When we are completely nonexistent there is no pain; even if earth is inundated or the sky falls or the world ends, it won’t matter to us. Even if some kind of awareness could remain after mind and body separate, that can be no concern of ours, for the Self is by nature the mind and body linked together. Nor would it matter if after death the eons reassembled our atoms and put them together as they are now, not even if the flame of life were rekindled, once the recollection of our past selves was interrupted.
When you look back through infinite expended time, the belief comes easy that the same atoms of which we are now made could have existed before in the same order and rank, since the movements of matter are endless. But we could never bring our present selves to mind again, for there was a pause of life, and the atoms wandered and danced far from our senses.
And to be in pain and anguish in some future time your self has to exist again, and death forbids it. Harm cannot befall any man dead. Know, therefore, that there is nothing to fear in Death, for a man who does not exist is not miserable. You can no more suffer in your future nonexistence, once immortal Death rips your life away, than you did before your birth.
Suppose you meet someone who claims to know we die, but who also is sad that when he dies they will bury his corpse and he will rot, or wild animals will gnaw his flesh, or funeral fires will turn his bones to ash—this unfortunate man really doesn’t understand he will die at all: thus the anguish in his heart.

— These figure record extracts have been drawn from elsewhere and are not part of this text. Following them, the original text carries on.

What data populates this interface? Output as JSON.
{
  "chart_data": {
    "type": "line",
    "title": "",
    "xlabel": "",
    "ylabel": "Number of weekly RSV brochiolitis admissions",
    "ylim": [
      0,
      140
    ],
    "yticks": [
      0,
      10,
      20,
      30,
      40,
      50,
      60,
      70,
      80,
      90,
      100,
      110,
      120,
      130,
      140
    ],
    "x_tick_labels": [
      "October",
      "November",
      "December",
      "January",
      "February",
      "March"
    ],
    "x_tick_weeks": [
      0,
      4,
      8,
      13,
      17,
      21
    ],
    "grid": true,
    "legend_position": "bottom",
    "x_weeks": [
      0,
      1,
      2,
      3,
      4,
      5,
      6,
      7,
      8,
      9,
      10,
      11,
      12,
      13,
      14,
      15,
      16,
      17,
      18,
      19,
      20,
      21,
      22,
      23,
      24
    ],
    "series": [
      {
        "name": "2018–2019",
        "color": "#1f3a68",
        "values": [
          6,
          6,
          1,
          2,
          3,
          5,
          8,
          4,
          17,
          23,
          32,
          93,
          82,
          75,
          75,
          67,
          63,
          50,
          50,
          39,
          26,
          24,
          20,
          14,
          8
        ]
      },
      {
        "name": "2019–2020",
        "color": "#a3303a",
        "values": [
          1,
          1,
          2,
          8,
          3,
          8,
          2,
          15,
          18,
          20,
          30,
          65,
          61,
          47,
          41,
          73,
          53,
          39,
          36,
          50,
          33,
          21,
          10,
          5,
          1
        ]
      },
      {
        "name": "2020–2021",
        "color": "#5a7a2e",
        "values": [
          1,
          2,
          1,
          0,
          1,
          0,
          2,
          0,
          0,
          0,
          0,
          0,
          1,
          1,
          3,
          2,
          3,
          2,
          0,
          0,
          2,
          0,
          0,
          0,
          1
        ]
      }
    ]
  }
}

Not truly realizing he will die, he imagines himself on the other side of death and persists in thinking himself somehow alive in that future day when the carrion birds and the wild animals claw at his corpse, and he is sorry for himself. He imagines he stands beside his own dead body and somehow feels its pain. He is upset that he was made so as to die, and does not see that in true death, there is no other self to stand by and mourn the self that is perished, or feel the funeral fire burn up his abandoned body.
Men often take their places at banquet, faces darkened under wreaths, and grasp their cups and spill these words from the soul: "Our joy is short and soon gone, and once gone it will never come back. No longer will you delight in coming home to the best of wives, your lovely children running to you with kisses, touching your heart with sweetness. What is now yours will be taken from you. One evil day plunders these flowers of your life." But they do not add: "Nor will you ever more desire any of these things."
This reminds me very much of a similar argument on the same matter by Sigmund Freud. But Freud lacked the rolling cadences and the archaic sensibility of Lucretius.
And of course it goes without saying that we Americans are not at all like Romans.